Another lively example is Drs. Robert Viau and Gregory Pepetone who used iPods in their Gothic Imagination course. The iPod brought the missing link—music—into a class filled with discussions about art, literature, architecture, and all things Gothic. Students read, observed, listened and looked for parallels in theme, tone, the politics and social climate of the Gothic movement. "The iPod helps to achieve my goal of accomplishing interdisciplinary correspondences and connections," Viau said.

Georgia College’s iPod initiatives continue to grow from these and other early successes like the summer study abroad programs. As the 2005-2006 year begins, Georgia College will see more than 18 new and diverse iPod-related initiatives.

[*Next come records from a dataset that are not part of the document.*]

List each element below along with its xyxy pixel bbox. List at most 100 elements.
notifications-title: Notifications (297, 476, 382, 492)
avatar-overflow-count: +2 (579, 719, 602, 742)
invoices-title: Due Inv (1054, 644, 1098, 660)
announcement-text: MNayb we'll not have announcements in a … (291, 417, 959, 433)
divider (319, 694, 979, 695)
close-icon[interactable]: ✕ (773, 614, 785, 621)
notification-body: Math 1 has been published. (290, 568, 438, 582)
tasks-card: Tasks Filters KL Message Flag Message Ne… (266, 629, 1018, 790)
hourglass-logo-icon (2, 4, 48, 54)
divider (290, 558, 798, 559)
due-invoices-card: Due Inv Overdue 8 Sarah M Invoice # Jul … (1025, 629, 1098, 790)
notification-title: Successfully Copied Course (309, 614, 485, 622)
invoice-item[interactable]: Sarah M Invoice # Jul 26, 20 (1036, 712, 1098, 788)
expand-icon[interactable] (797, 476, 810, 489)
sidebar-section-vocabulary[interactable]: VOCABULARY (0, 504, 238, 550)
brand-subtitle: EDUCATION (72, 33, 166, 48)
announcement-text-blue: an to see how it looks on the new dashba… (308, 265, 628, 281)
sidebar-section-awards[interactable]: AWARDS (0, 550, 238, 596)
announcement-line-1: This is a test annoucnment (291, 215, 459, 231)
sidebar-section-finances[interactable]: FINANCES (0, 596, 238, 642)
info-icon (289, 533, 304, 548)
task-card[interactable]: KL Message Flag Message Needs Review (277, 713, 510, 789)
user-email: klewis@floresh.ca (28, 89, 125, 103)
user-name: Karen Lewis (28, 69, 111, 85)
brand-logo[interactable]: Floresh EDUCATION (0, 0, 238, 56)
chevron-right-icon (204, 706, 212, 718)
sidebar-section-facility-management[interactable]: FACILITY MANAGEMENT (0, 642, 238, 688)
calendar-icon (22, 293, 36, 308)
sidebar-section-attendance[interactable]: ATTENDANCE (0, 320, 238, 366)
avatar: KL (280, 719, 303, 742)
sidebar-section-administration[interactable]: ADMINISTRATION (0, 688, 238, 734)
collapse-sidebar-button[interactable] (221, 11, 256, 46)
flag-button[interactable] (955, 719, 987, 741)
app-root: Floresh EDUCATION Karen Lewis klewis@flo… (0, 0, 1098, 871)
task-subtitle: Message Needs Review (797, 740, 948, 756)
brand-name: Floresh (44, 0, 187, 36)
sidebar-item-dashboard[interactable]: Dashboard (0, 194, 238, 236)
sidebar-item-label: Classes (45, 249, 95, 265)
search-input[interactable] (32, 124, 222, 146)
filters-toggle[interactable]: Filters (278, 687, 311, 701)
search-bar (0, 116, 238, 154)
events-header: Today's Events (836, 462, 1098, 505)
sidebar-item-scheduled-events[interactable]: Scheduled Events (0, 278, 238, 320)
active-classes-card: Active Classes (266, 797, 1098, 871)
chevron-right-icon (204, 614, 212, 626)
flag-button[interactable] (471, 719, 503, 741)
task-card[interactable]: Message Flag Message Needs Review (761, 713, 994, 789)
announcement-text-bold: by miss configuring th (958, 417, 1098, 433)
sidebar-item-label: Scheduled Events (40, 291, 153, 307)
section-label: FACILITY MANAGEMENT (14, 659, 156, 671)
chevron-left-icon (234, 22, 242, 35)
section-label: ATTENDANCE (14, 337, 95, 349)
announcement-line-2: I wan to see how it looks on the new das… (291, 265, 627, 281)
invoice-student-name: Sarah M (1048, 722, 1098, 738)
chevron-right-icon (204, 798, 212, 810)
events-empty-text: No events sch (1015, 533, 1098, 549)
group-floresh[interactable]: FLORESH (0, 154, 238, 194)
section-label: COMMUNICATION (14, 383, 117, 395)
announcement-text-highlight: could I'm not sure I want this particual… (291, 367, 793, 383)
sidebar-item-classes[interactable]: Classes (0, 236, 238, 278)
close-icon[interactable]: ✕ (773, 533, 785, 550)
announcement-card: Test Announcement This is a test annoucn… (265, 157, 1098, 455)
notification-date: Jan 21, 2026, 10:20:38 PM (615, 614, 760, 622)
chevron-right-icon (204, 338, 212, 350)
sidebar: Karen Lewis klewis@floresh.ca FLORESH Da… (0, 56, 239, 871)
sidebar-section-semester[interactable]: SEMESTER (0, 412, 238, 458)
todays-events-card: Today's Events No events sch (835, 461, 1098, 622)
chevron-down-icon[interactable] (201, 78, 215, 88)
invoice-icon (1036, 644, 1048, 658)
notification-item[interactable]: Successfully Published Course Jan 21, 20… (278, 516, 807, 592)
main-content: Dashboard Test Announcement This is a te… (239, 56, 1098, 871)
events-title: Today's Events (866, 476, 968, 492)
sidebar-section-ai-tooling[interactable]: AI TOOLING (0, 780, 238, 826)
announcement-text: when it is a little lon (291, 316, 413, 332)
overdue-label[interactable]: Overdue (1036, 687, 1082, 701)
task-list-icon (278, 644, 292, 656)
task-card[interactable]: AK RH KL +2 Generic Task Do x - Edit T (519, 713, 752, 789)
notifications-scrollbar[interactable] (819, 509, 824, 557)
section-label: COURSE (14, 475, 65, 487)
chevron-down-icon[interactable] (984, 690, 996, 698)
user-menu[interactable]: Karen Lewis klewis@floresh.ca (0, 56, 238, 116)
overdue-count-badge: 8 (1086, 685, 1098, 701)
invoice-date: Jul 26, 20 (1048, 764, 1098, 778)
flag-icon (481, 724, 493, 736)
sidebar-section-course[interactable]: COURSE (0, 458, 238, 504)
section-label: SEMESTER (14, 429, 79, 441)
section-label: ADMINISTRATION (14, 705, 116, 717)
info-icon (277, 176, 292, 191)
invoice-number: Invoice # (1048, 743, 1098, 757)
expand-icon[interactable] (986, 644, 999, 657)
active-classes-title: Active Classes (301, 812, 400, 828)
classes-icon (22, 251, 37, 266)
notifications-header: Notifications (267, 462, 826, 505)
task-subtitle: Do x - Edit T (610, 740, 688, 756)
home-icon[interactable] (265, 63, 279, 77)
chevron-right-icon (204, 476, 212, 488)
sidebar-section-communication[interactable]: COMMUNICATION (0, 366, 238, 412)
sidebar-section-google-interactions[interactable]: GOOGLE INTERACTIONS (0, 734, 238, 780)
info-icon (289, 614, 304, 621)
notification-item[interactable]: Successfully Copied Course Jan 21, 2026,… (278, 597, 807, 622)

“One of the most exciting and innovative iPod-enhanced projects to date is the Fall 2005 creation of the iColony—a virtual living/learning community,” said Brewton. In conjunction with Georgia College’s already active living/learning communities such as honors, wellness, fine & performing arts, leadership, and international issues, the iColony provides an advanced technology community.

The iCitizens communicate with one another using Apple technology and related resources like an internet discussion area. They are dreaming, planning, creating a virtual learning community that is student-driven. There is no professor and no syllabus. “There is no ‘floor plan,’” said Brewton. “That is for the iCitizens to draw up. They are the pioneers setting out to homestead this new frontier.”